L’aspetto che volevo sottolineare adesso è invece più psicologico, ed è il rischio di pensare che le rivoluzioni si fanno dalla sera alla mattina e quindi di scoraggiarsi se ciò non avviene. Gori diceva che il percorso è: entusiasmo > sconforto > fallimento.

Non so quanti colleghi abbiano salutato con entusiasmo l’introduzione del ReI (e prima ancora del SIA). Io personalmente sì, perché erano anni che toccavo con mano questa esigenza. Ma creare una misura di sostegno al reddito è una questione complessa: anche la legge migliore del mondo ha bisogno di tempo per essere capita, attuata, corretta.
Si è detto che i territori non erano pronti, andavano preparati meglio: Gori ci dice che è vero, ma la politica è così… non esiste che un Governo finanzi una misura che avrà la luce nella legislatura successiva.

Certo poi in prima linea ci siamo noi, e tutto questa incertezza su come attuare la misura scoraggia tante colleghe desiderose di fare bene il proprio lavoro. Ma forse dobbiamo abbassare le aspettative.
“Nel breve periodo si farà poco”: se lo dice Gori possiamo sentirci assolte. Non è questione di impegno individuale, è che la macchina ha bisogno di tempo per rodare. Ci sono i dubbi interpretativi da sciogliere, i bachi informativi da sistemare, le equipe da formare, le nuove prassi di lavoro da costruire, il territorio da sensibilizzare, i cittadini da informare… e tanto, tanto altro ancora da fare.
Il SIA è diventato legge un anno e mezzo fa e ancora oggi ci sono territori che non hanno insediato l’equipe multiprofessionale! Il ReI avrà bisogno di un bel paio d’anni per cominciare ad essere uno strumento di uso corrente.

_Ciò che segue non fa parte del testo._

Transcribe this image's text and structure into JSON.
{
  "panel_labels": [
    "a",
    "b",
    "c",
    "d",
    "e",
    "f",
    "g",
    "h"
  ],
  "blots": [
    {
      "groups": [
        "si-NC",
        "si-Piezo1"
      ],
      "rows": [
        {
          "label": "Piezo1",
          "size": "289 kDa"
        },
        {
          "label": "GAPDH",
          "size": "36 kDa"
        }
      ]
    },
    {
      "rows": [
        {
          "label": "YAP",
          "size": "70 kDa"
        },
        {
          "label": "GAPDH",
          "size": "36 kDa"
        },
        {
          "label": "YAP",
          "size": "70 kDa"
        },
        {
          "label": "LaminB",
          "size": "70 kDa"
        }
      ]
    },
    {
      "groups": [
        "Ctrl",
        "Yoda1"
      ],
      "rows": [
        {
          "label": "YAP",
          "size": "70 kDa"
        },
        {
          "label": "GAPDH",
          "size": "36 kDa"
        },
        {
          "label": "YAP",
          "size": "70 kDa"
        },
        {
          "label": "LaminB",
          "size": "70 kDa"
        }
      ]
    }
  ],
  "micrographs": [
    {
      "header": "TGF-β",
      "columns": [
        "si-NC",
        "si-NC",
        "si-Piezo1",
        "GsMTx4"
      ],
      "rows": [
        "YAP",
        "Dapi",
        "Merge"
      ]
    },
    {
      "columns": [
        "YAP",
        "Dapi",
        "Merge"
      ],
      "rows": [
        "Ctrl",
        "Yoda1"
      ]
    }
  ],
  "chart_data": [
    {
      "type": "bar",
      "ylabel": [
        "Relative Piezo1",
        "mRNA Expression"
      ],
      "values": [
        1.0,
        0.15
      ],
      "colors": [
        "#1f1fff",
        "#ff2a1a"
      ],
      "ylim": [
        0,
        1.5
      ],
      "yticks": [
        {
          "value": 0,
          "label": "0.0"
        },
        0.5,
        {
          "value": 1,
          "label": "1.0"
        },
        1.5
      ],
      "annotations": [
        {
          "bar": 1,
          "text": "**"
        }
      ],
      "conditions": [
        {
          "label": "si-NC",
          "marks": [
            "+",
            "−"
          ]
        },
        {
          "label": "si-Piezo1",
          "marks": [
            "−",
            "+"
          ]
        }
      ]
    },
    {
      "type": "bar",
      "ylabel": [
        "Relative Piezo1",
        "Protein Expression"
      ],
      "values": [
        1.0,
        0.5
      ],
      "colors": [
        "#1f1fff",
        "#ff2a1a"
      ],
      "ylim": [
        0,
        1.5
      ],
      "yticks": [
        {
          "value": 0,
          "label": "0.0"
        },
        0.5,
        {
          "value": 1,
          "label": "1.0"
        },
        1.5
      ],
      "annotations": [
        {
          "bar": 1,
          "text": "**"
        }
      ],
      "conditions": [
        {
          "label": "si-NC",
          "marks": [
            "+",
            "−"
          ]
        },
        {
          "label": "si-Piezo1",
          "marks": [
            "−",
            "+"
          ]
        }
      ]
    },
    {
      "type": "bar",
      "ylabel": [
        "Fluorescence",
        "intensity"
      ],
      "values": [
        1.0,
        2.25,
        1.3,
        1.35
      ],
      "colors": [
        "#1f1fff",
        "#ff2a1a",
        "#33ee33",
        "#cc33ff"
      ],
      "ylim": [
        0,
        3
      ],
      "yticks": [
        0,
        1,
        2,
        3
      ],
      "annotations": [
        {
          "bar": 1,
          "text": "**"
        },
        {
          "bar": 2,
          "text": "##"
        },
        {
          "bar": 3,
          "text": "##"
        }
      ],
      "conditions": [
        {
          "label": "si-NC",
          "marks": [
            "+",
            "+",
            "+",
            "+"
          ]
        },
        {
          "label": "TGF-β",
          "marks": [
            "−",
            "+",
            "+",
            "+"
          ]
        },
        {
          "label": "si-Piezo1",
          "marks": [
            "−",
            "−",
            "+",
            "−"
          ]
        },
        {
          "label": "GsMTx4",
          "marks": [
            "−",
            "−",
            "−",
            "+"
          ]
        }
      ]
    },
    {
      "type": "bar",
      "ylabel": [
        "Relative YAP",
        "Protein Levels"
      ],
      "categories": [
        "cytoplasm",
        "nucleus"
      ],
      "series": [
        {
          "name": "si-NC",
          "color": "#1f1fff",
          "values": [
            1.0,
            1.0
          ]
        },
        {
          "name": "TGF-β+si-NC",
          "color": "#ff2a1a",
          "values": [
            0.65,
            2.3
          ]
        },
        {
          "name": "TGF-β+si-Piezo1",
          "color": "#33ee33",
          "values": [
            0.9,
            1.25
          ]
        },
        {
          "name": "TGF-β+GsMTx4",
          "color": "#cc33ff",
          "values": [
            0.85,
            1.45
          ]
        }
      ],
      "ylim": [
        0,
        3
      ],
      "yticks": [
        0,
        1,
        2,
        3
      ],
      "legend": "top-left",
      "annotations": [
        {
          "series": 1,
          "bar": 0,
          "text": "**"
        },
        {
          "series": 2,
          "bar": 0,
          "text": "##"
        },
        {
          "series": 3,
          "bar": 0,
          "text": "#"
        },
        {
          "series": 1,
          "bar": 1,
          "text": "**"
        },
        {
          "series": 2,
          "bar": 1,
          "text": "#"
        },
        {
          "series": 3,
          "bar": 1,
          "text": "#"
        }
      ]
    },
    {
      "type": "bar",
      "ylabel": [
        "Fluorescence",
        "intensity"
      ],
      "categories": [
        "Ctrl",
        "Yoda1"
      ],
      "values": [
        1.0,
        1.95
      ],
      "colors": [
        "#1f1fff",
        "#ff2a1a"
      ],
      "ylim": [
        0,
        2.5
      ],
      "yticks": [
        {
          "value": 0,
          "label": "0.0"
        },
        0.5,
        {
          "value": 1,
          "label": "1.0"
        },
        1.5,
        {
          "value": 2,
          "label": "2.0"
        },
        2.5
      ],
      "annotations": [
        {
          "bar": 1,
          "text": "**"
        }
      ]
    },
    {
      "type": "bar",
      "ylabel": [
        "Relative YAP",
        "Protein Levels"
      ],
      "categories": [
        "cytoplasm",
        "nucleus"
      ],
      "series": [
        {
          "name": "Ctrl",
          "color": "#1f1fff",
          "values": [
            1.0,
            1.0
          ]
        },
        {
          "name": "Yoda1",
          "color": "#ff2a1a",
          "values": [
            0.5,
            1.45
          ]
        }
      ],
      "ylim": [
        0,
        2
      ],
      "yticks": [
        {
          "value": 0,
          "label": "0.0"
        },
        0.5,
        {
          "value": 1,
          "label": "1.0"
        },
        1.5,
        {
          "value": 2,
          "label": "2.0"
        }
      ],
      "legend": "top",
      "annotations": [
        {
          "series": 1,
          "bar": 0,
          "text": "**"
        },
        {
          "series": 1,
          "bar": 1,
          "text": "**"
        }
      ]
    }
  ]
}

E se è vero che “la legge crea le condizioni, ma il resto lo fanno i territori”, possiamo salutare con gioia un’importante novità: l’Alleanza contro la povertà ha chiesto a un gruppo di ricercatori di valutare come stava avvenendo l’attuazione del SIA nei territori al fine di fornire indicazioni utili all’attuazione del ReI (Rapporto di valutazione: dal SIA al REI). Non so se mi spiego: ci stiamo dicendo che in Italia qualcuno valuta come stanno andando le cose e in base a questo fa delle scelte per il futuro… Io quando l’ho saputo mi sono commossa… 🙂

Ecco, se davvero saremo in grado di valorizzare le esperienze locali, facendo circolare le buone pratiche, ma anche individuando le prassi che invece si rivelano inefficaci, allora forse riusciremo a costruire dei buoni percorsi di attuazione della misura. Dandoci il tempo di procedere per tentativi ed errori, e mettendo in conto che non si potrà fare tutto bene dall’inizio.

Ma “fatto è meglio che perfetto”. O no?